The key to the sollution is indeed not to reverse
calculate what a deformer node does but to derive what a deformer node does through testing with a 1/x increment on the envelope.
Though less elegant, it's is more likely to work for any deformer (also third party deformer nodes) whether it's linear (blendShape, FFD, ...) or non-linear (skinclusters, twist, bend, ...) and even with linear nodes made non linear (eg a skinned FFD deforming the object)
The driver isn't really the issue (a user can drive the resulting shape with anything he chooses). The problem lies in calculating the right delta's at the chosen position in the deformer chain.
Deriving might be a slower (more calculus intensive) method, but you are sure you'll come to a
result.
Since we need something that looks good much rather than something mathematically correct, the tool will probably fulfill the task. Accuracy depends on the steps (increment 1/x) and would only take some more time, so it's fine for me.

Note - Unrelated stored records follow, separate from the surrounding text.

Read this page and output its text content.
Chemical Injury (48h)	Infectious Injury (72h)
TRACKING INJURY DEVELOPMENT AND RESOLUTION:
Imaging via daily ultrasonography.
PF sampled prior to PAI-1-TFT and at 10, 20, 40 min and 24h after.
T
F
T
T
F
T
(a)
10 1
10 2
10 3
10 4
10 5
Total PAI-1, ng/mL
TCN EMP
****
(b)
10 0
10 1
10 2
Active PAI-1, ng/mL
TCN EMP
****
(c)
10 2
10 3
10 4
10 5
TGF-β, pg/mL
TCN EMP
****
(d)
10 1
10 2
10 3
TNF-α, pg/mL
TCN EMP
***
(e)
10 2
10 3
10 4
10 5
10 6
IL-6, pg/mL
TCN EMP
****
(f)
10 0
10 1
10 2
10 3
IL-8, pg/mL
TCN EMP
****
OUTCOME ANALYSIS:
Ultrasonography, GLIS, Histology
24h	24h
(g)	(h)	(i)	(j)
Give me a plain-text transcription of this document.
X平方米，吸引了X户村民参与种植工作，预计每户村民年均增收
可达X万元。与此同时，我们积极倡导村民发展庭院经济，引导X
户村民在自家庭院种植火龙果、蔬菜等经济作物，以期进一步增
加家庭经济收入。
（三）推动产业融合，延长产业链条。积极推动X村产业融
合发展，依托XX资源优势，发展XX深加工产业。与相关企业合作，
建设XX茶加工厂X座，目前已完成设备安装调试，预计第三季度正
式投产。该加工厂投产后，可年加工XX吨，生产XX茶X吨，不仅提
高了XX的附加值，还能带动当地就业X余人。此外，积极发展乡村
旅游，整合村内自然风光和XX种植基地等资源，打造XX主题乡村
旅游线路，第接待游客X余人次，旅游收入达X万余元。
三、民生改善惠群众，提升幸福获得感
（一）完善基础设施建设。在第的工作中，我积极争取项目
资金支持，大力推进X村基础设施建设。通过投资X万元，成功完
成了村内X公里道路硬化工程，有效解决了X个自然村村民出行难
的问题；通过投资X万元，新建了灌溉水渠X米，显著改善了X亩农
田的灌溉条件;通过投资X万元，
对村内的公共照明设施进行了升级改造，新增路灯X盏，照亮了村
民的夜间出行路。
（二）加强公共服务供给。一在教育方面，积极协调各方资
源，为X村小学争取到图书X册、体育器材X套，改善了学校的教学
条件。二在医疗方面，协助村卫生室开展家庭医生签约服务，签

I agree that maya contains every node you need to solve 97% of the issues, but wouldn't it be nice if AD came up with a nice and elegant sollution for the corrective blendshape problem (cfr sticking a transform on a mesh with 'pointOnPoly' vs 'Rivet')
A node that you can plug anywhere into your deformer chain that calculates deltas at that moment in the chain (between Original(intermediate) / Deformed and Corrected shapes) could be such a 'more elegant' sollution (a bit like XSI).
The result shape is then of course plugged into a blendshape at the place where the tool calculated the delta's...
Unfortunatly, I won't have the time to look further into it in the coming weeks (lot's of work and no holiday for me). I hope you'll keep me updated.